Share

BLACK EYE : When The Story Begin
BLACK EYE : When The Story Begin
Penulis: The_BlueMoon

BAB I - Wanita Berwajah Dingin

Jika kalian tahu mantra untuk menghapus mimpi, katakan padaku! Aku sama sekali tidak bergurau tentang hal itu. Mimpi bukan lagi menjadi hal yang menyenangkan saat aku mulai terlelap. 

Wanita berbibir merah itu terus saja datang ke mimpiku, dengan mengenakan sepatu hak tinggi berwarna senada, ia tersenyum simpul kepadaku. Mungkin terkesan biasa saja, tapi apakah kalian bisa membayangkan jika terus menerus memimpikan hal yang sama selama sepuluh tahun? Itu sangat tidak menyenangkan!

***

Hal ini dimulai sepuluh tahun yang lalu, tepatnya saat hari ulang tahunku yang ke-sebelas. Saat itu aku berekspektasi untuk memandang balon warna-warni, dan meniup lilin di hadapanku, nyatanya semuanya halusinasi.

Harusnya saat ini aku sedang memegang pisau untuk mengiris kue ulang tahunku, namun yang ada kini sebuah pisau hanya berjarak kurang dari sejengkal menuju leherkuleherku.

“Anak cantik, harus tenang ya sayang,” ucap seorang wanita berbadan tinggi.

Sepucuk air mata sudah tak terbendung, dan mengalir di ujung mataku. Kain kumal menyumpal dengan baik mulut mungilku, walaupun aku ingin beteriak tentu saja akan sia-sia.

“Kenapa nangis? Tante baik kok, Tante gak akan nyakitin kamu.” Ia mengarahkan tangannya yang kosong ke ujung mataku, dan mengusapnya.

Ujung bibirnya kembali terangkat sebelah, dan menampilkan sosok yang sangat menyeramkan bagiku.

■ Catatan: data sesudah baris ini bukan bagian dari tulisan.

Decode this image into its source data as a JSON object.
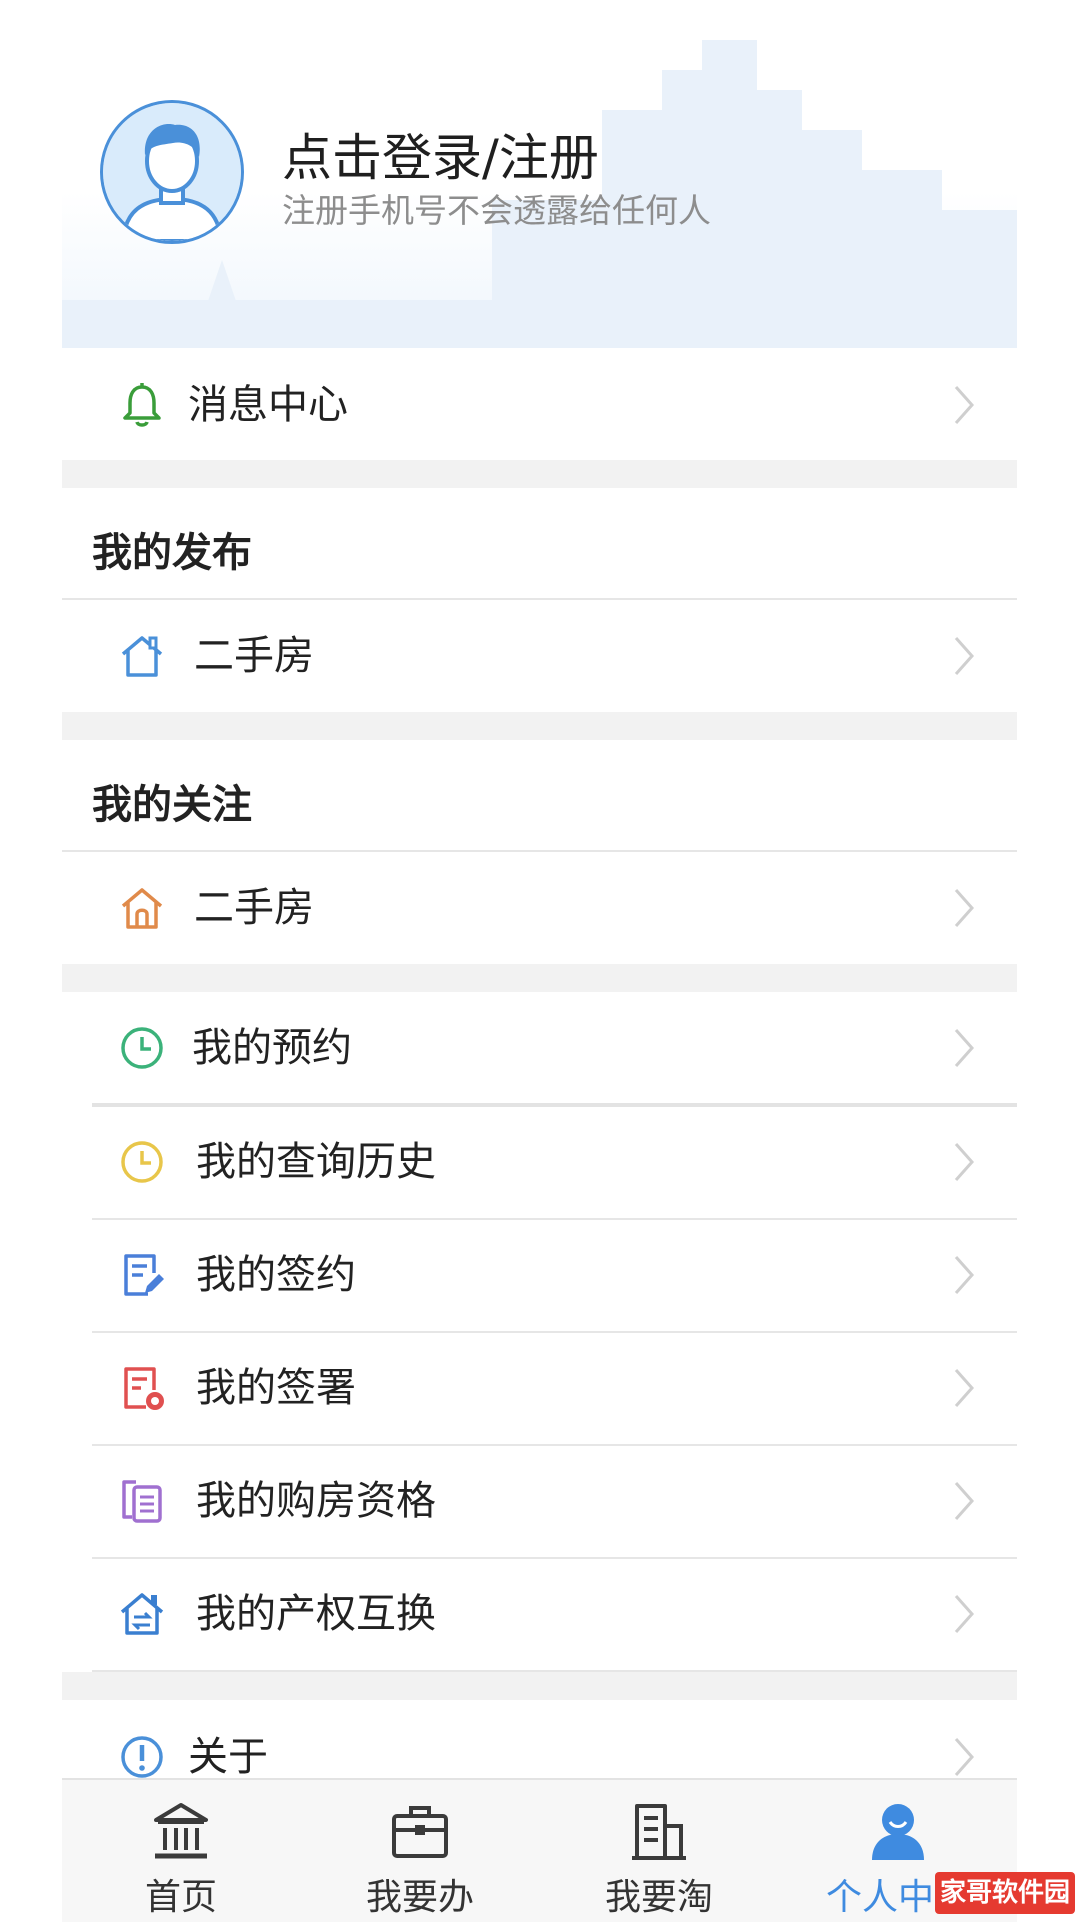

Kini ia berpindah untuk menelusuri tas sekolah berwarna pink cerah yang ada di dekatnya. Dengan begitu pisau yang sejak kurang lebih tiga puluh menit lalu bertengger di samping leherku, kini perlahan menjauh.

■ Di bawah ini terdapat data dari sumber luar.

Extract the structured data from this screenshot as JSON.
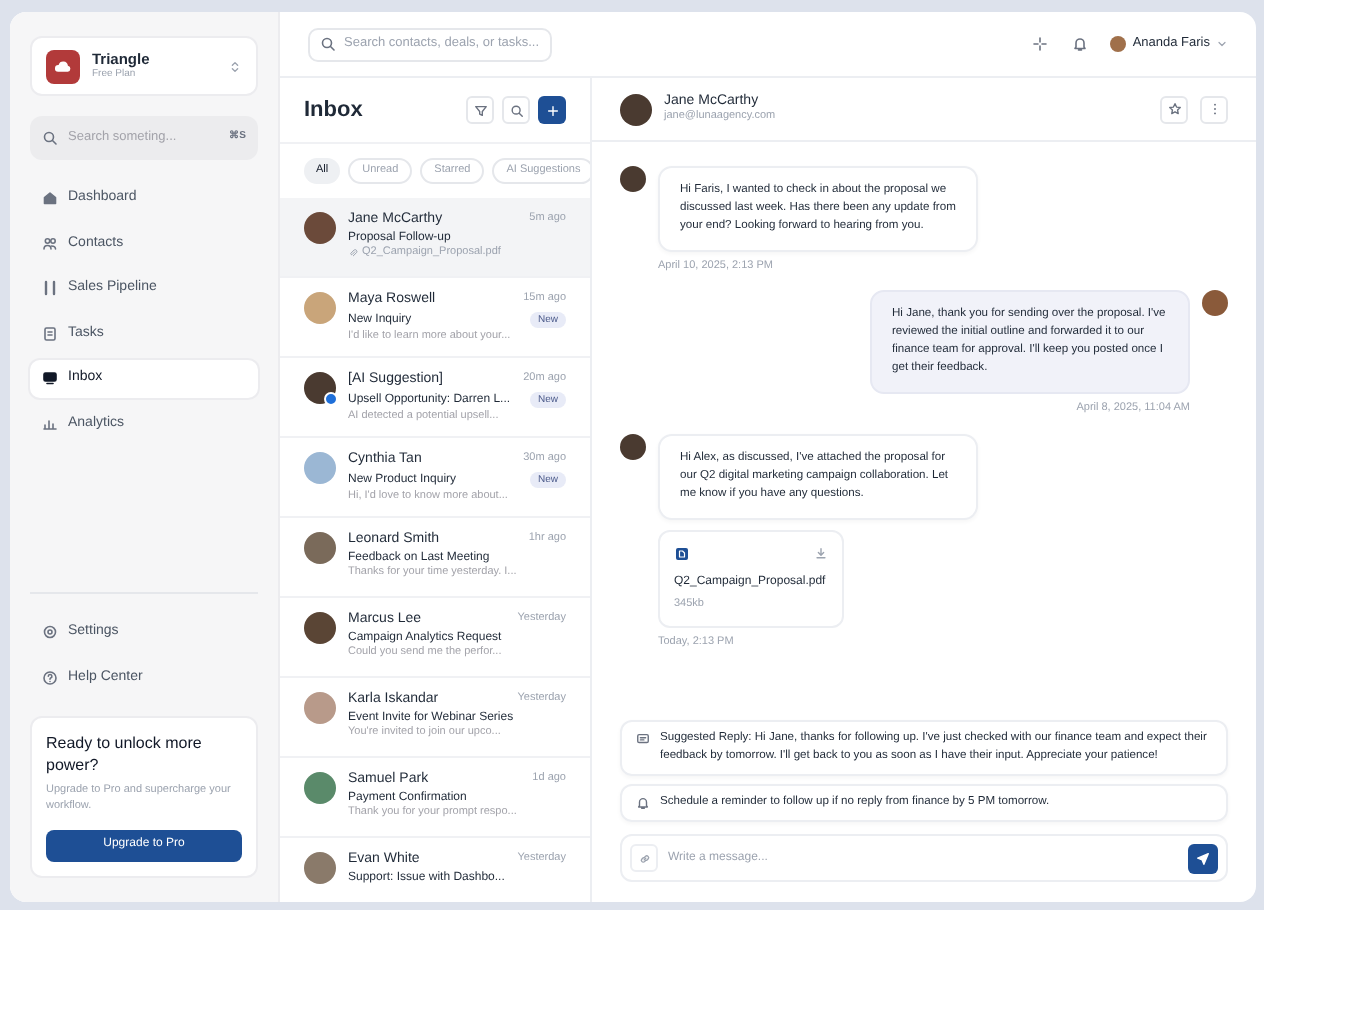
{
  "topbar": {
    "search_placeholder": "Search contacts, deals, or tasks...",
    "user": "Ananda Faris"
  },
  "sidebar": {
    "brand": {
      "name": "Triangle",
      "plan": "Free Plan"
    },
    "search": {
      "placeholder": "Search someting...",
      "shortcut": "⌘S"
    },
    "nav": [
      {
        "label": "Dashboard",
        "selected": false
      },
      {
        "label": "Contacts",
        "selected": false
      },
      {
        "label": "Sales Pipeline",
        "selected": false
      },
      {
        "label": "Tasks",
        "selected": false
      },
      {
        "label": "Inbox",
        "selected": true
      },
      {
        "label": "Analytics",
        "selected": false
      }
    ],
    "footer_nav": [
      {
        "label": "Settings"
      },
      {
        "label": "Help Center"
      }
    ],
    "upgrade": {
      "title": "Ready to unlock more power?",
      "text": "Upgrade to Pro and supercharge your workflow.",
      "button": "Upgrade to Pro"
    }
  },
  "inbox": {
    "title": "Inbox",
    "filters": [
      {
        "label": "All",
        "selected": true
      },
      {
        "label": "Unread",
        "selected": false
      },
      {
        "label": "Starred",
        "selected": false
      },
      {
        "label": "AI Suggestions",
        "selected": false
      }
    ],
    "conversations": [
      {
        "name": "Jane McCarthy",
        "time": "5m ago",
        "subject": "Proposal Follow-up",
        "attachment": "Q2_Campaign_Proposal.pdf",
        "selected": true
      },
      {
        "name": "Maya Roswell",
        "time": "15m ago",
        "subject": "New Inquiry",
        "preview": "I'd like to learn more about your...",
        "badge": "New",
        "selected": false
      },
      {
        "name": "[AI Suggestion]",
        "time": "20m ago",
        "subject": "Upsell Opportunity: Darren L...",
        "preview": "AI detected a potential upsell...",
        "badge": "New",
        "ai": true,
        "selected": false
      },
      {
        "name": "Cynthia Tan",
        "time": "30m ago",
        "subject": "New Product Inquiry",
        "preview": "Hi, I'd love to know more about...",
        "badge": "New",
        "selected": false
      },
      {
        "name": "Leonard Smith",
        "time": "1hr ago",
        "subject": "Feedback on Last Meeting",
        "preview": "Thanks for your time yesterday. I...",
        "selected": false
      },
      {
        "name": "Marcus Lee",
        "time": "Yesterday",
        "subject": "Campaign Analytics Request",
        "preview": "Could you send me the perfor...",
        "selected": false
      },
      {
        "name": "Karla Iskandar",
        "time": "Yesterday",
        "subject": "Event Invite for Webinar Series",
        "preview": "You're invited to join our upco...",
        "selected": false
      },
      {
        "name": "Samuel Park",
        "time": "1d ago",
        "subject": "Payment Confirmation",
        "preview": "Thank you for your prompt respo...",
        "selected": false
      },
      {
        "name": "Evan White",
        "time": "Yesterday",
        "subject": "Support: Issue with Dashbo...",
        "selected": false
      }
    ]
  },
  "chat": {
    "contact": {
      "name": "Jane McCarthy",
      "email": "jane@lunaagency.com"
    },
    "messages": [
      {
        "kind": "incoming",
        "text": "Hi Faris, I wanted to check in about the proposal we discussed last week. Has there been any update from your end? Looking forward to hearing from you.",
        "time": "April 10, 2025, 2:13 PM"
      },
      {
        "kind": "outgoing",
        "text": "Hi Jane, thank you for sending over the proposal. I've reviewed the initial outline and forwarded it to our finance team for approval. I'll keep you posted once I get their feedback.",
        "time": "April 8, 2025, 11:04 AM"
      },
      {
        "kind": "incoming",
        "text": "Hi Alex, as discussed, I've attached the proposal for our Q2 digital marketing campaign collaboration. Let me know if you have any questions.",
        "attachment": {
          "file_name": "Q2_Campaign_Proposal.pdf",
          "size": "345kb"
        },
        "time": "Today, 2:13 PM"
      }
    ],
    "suggestions": [
      {
        "kind": "reply",
        "text": "Suggested Reply: Hi Jane, thanks for following up. I've just checked with our finance team and expect their feedback by tomorrow. I'll get back to you as soon as I have their input. Appreciate your patience!"
      },
      {
        "kind": "reminder",
        "text": "Schedule a reminder to follow up if no reply from finance by 5 PM tomorrow."
      }
    ],
    "composer": {
      "placeholder": "Write a message..."
    }
  }
}
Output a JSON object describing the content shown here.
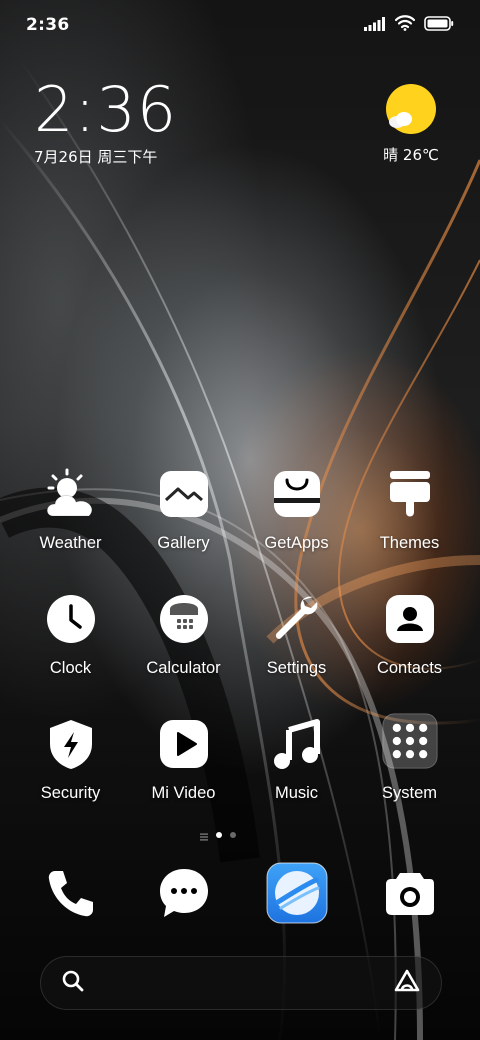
{
  "status_bar": {
    "time": "2:36",
    "icons": [
      "signal-icon",
      "wifi-icon",
      "battery-icon"
    ]
  },
  "clock_widget": {
    "time": "2:36",
    "date": "7月26日 周三下午"
  },
  "weather_widget": {
    "condition_icon": "sunny-partly-cloudy-icon",
    "text": "晴 26℃"
  },
  "apps": [
    {
      "label": "Weather",
      "icon": "weather-icon"
    },
    {
      "label": "Gallery",
      "icon": "gallery-icon"
    },
    {
      "label": "GetApps",
      "icon": "getapps-icon"
    },
    {
      "label": "Themes",
      "icon": "themes-icon"
    },
    {
      "label": "Clock",
      "icon": "clock-icon"
    },
    {
      "label": "Calculator",
      "icon": "calculator-icon"
    },
    {
      "label": "Settings",
      "icon": "settings-icon"
    },
    {
      "label": "Contacts",
      "icon": "contacts-icon"
    },
    {
      "label": "Security",
      "icon": "security-icon"
    },
    {
      "label": "Mi Video",
      "icon": "mi-video-icon"
    },
    {
      "label": "Music",
      "icon": "music-icon"
    },
    {
      "label": "System",
      "icon": "system-folder-icon"
    }
  ],
  "page_indicator": {
    "pages": 2,
    "current": 1
  },
  "dock": [
    {
      "icon": "phone-icon"
    },
    {
      "icon": "messages-icon"
    },
    {
      "icon": "browser-icon"
    },
    {
      "icon": "camera-icon"
    }
  ],
  "search_bar": {
    "left_icon": "search-icon",
    "right_icon": "assistant-icon"
  },
  "colors": {
    "sun": "#FFD21E",
    "browser_blue": "#2B8BEF",
    "icon_white": "#FFFFFF"
  }
}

Aku mulai menghela nafas lega, setidaknya salah satu ancaman telah berhasil dilewati. Memejamkan mata merupakan hal yang paling tepat saat berada pada kondisi saat ini. Walaupun begitu, aku masih bisa merasakan kondisi dari tempat ini.

Hawa dingin mulai menusuk ke badan mungilku yang hanya dilapisi baju putih, dan rok pendek merah menyala. Ruangan ini tak lebih besar dari kamar tidurku, bahkan ini jauh lebih kecil. Samar-samar terdapat cahaya di atasku, menerangi hanya bagian tengah ruangan ini.

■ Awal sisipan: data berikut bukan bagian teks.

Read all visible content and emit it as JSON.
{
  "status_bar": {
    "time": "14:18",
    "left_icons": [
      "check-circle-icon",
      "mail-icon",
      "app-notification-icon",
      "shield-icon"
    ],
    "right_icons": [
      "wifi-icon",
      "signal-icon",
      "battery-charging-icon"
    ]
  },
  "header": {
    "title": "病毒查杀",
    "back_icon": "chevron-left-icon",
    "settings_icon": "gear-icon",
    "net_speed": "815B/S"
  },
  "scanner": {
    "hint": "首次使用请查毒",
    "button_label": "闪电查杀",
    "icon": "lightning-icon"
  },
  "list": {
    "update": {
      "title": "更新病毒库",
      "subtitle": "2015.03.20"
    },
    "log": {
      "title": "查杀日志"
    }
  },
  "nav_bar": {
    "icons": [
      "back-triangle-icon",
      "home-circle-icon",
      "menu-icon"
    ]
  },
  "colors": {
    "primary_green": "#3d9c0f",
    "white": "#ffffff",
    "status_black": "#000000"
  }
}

Tidak ada hal lain yang bisa dilihat selain jaring laba-laba, tumpukan kayu bekas bangunan, dan timbunan debu yang melambangkan betapa tuanya ruangan ini. Wanita itu masih terus menelusuri setiap senti dari tas bergambar beruang yang dipegangnya. Belum sempat aku mengamati wajah cantiknya, ia kembali menyunggingkan senyumnya.

“Rigella,” panggilnya sambil memandangku.

Entah apa yang ada dipikirannya saat memanggil namaku, nada dan bahkan ekspresinya benar-benar tidak bisa tertebak. Aku terus menurunkan pandanganku, tatapan matanya sangat berbeda dengan orang yang biasa kutemui setiap harinya. 

Ruangan yang memang dingin itu kini terasa semakin tak bersahabat. Ia kembali mendekat ke arahku, dentuman ujung sepatunya seirama dengan detak jantungku yang semakin cepat. 

“Tante bakal kasih kamu hp ini, coba bilang siapa yang pengen Rigell telfon sekarang?” ujarnya sambil menggenggam hand phone yang diberikan Ayah untukku sebulan lalu.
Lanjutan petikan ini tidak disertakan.